Throughout the interview, Fiorina asserts and re-asserts that our core economic problem is a lack of credit, and that the lack of credit should have been solved simply by giving banks more money. Thus, she scoffs at banks for not lending to the automakers merely because they’re not creditworthy. And she says the economy would be back on track if only there were cash available for auto loans to consumers.
But the banking sector’s unwillingness to lend is only a symptom of a general lack of confidence in the system. Simply plumping up their balance sheets doesn’t change the overall outlook.

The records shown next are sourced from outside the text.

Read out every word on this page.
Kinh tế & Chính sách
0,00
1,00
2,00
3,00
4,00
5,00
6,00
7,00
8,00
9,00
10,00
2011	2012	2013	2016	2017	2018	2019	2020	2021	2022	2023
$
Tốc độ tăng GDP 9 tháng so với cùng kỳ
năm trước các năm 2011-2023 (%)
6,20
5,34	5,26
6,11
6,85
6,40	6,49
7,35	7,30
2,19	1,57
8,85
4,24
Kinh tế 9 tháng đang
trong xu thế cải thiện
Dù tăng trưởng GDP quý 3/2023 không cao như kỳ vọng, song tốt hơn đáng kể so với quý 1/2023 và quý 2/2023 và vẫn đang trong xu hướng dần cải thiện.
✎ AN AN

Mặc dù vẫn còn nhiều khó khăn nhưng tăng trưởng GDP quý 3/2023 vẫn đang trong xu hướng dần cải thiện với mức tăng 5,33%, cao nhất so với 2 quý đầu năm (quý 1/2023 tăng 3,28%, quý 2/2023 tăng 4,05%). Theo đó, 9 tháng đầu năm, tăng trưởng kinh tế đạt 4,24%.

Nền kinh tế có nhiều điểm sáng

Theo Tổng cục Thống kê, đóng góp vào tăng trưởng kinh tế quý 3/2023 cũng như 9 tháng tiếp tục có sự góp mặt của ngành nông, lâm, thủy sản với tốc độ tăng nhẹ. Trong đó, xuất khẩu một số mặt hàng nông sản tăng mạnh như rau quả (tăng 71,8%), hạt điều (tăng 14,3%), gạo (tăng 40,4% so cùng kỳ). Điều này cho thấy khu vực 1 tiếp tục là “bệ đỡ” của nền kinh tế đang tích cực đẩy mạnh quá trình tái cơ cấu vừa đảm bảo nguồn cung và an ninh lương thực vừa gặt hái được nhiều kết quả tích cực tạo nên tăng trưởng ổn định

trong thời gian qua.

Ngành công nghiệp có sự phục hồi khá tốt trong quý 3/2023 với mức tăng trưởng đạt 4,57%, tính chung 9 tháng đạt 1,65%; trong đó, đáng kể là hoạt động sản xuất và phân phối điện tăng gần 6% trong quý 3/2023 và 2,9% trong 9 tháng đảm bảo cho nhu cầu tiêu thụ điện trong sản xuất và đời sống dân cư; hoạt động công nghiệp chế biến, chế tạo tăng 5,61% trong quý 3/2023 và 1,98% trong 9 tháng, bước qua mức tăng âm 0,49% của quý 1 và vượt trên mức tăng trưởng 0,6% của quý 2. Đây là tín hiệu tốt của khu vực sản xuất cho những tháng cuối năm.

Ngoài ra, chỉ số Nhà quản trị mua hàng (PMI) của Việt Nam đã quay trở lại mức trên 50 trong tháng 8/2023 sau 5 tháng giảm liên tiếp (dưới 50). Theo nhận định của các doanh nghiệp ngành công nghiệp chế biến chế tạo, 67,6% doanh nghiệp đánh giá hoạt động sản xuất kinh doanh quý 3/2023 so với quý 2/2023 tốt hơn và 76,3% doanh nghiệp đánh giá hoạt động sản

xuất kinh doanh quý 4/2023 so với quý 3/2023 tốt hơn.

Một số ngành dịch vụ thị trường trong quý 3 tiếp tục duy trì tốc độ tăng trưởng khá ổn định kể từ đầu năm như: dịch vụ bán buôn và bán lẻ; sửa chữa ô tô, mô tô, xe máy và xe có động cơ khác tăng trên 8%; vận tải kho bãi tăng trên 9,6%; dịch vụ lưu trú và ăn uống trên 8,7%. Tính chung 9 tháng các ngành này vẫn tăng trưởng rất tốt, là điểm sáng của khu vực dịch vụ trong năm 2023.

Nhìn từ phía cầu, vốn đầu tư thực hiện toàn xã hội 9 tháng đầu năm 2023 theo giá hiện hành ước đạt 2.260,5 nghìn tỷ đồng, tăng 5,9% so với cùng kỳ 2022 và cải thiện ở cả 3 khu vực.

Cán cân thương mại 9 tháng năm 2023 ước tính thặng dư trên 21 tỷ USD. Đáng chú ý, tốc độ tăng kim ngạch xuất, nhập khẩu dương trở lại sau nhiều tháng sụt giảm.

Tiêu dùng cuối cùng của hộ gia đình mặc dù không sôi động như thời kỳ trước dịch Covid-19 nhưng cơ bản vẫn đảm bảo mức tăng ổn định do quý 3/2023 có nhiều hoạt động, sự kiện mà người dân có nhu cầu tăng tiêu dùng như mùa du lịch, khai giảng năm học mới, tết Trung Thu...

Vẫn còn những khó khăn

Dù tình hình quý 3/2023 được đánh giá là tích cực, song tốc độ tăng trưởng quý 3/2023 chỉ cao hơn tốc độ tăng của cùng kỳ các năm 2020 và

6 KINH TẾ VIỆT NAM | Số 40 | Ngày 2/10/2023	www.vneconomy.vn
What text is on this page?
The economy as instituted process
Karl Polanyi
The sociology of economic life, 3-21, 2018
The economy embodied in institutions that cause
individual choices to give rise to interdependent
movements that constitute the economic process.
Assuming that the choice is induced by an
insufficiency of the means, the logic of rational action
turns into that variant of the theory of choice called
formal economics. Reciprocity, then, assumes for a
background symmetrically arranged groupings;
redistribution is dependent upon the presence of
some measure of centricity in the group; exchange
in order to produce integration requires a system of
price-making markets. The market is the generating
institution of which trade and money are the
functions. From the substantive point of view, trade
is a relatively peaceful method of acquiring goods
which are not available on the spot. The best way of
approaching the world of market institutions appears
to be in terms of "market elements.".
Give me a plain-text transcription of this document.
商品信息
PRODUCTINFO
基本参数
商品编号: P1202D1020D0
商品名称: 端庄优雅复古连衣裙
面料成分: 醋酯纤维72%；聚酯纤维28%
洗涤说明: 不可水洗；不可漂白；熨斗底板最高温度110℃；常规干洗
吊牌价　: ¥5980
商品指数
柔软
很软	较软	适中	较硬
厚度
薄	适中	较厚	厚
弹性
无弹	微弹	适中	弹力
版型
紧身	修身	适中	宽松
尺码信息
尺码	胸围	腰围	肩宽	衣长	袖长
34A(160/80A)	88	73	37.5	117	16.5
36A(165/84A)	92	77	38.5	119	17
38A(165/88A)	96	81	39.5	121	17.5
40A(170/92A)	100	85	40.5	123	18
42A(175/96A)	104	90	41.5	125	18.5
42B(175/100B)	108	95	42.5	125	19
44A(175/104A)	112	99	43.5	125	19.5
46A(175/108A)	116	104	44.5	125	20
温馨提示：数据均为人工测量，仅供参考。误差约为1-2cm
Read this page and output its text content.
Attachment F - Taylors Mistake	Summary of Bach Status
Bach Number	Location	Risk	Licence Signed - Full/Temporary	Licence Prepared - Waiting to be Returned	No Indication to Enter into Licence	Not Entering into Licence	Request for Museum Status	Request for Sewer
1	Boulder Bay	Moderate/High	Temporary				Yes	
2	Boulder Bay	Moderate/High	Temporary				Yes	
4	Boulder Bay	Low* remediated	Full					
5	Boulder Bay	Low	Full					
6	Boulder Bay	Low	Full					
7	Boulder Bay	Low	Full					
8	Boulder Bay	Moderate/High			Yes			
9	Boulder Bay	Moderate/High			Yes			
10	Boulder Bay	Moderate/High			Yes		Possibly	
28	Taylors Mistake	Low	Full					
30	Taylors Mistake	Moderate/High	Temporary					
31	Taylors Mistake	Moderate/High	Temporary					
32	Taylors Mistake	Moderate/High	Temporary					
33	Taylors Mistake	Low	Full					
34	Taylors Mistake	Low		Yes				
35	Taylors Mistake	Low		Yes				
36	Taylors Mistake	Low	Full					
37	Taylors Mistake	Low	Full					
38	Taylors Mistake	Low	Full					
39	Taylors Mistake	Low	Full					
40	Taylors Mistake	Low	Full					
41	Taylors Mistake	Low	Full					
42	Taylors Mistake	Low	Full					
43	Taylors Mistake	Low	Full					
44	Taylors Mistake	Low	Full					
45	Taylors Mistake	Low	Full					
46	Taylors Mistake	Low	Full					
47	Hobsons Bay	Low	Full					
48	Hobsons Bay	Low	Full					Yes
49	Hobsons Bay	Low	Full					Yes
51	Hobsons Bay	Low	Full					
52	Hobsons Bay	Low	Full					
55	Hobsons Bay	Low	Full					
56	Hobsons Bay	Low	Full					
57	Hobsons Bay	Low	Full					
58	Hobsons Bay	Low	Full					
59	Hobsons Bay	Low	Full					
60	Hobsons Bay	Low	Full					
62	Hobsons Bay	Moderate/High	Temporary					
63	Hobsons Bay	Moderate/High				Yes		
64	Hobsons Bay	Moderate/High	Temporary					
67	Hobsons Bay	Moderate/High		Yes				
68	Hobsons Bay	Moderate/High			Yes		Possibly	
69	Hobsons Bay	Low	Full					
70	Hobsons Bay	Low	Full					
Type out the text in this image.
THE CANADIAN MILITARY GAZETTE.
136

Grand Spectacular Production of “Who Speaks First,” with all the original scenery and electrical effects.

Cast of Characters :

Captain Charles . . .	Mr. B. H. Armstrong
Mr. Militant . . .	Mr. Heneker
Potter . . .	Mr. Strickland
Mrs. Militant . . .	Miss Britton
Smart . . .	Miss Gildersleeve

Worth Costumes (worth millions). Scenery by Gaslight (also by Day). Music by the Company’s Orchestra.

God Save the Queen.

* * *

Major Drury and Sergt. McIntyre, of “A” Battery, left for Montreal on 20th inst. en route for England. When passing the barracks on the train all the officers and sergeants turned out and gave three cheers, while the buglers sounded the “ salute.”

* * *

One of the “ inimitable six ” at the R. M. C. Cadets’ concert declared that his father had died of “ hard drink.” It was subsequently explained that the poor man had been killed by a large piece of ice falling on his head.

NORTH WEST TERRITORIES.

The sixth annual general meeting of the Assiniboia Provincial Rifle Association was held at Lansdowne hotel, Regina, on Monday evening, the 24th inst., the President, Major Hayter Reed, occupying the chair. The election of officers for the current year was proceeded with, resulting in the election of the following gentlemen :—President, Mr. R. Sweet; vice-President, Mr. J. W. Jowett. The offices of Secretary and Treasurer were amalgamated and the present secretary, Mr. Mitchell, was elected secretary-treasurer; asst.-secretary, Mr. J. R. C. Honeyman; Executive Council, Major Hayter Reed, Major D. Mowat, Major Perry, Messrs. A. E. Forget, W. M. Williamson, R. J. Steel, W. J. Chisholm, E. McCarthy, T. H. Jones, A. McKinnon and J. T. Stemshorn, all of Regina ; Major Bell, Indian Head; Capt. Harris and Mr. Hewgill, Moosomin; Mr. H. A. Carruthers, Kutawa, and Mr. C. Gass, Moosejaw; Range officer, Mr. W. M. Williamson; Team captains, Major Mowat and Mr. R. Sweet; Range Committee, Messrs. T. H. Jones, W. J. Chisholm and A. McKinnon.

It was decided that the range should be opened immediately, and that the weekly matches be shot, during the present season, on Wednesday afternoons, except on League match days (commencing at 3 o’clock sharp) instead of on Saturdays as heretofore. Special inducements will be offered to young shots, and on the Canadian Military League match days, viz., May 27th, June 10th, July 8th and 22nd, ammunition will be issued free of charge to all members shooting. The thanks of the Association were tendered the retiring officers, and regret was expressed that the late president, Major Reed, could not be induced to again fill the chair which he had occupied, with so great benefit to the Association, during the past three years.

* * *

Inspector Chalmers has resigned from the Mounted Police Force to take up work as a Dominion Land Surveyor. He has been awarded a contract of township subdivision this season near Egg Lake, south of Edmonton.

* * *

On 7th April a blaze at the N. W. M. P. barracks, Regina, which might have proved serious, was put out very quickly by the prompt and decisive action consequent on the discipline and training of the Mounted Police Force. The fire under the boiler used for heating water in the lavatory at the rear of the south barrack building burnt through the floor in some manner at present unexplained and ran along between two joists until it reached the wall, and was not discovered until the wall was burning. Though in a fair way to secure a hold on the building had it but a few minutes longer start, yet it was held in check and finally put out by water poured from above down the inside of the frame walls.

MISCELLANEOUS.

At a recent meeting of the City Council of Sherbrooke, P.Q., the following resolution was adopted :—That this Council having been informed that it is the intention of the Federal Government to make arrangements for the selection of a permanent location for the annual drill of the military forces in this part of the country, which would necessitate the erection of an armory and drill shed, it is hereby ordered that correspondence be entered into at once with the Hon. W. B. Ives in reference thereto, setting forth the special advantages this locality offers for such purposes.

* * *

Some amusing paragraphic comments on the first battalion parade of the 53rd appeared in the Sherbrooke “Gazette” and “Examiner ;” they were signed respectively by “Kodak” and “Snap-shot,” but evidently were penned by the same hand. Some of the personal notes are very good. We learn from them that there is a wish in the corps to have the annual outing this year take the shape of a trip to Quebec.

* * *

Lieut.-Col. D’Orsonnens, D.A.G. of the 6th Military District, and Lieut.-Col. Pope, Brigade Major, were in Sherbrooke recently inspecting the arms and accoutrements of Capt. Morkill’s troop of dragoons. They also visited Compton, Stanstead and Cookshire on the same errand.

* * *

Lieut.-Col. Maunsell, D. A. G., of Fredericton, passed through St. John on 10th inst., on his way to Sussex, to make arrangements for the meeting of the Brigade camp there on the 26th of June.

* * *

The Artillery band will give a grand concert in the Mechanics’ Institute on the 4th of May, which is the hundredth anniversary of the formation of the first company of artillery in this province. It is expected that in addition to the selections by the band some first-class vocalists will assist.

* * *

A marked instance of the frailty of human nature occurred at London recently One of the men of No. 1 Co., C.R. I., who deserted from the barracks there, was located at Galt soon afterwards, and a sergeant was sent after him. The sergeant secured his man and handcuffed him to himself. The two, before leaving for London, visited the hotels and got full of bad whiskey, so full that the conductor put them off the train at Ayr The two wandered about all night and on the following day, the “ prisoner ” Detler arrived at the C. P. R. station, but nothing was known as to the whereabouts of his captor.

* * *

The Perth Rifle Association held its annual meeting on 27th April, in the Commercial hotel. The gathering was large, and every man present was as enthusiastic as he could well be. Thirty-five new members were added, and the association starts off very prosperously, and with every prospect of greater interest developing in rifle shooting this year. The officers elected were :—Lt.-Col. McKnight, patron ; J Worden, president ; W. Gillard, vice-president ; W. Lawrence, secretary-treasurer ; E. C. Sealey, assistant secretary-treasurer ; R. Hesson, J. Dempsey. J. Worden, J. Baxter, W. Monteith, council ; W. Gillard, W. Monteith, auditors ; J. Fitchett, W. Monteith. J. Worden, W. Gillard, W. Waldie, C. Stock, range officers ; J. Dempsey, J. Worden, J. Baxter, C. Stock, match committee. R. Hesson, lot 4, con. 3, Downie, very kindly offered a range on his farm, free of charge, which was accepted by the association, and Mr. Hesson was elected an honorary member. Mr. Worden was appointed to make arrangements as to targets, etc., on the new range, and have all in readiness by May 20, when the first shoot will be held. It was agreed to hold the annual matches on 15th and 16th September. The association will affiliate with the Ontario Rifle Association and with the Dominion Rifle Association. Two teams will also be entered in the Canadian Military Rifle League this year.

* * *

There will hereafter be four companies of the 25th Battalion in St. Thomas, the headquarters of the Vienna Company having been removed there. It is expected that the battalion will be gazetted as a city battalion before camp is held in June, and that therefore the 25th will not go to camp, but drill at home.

The sooner we stop kidding ourselves, the better. The banking bailout wasn’t about spurring loans to consumers or encouraging them to invest in shaky businesses. It was about saving all of the banks from bankruptcy, which would’ve cost taxpayers trillions and trillions more. That was the goal. If our goal was to just subsidise loans that don’t make sense, the government could do that directly. And in the case of the auto bailout, it should — asking the banking sector to put it closer to the brink of collapse by propping up Detroit would be economically suicidal.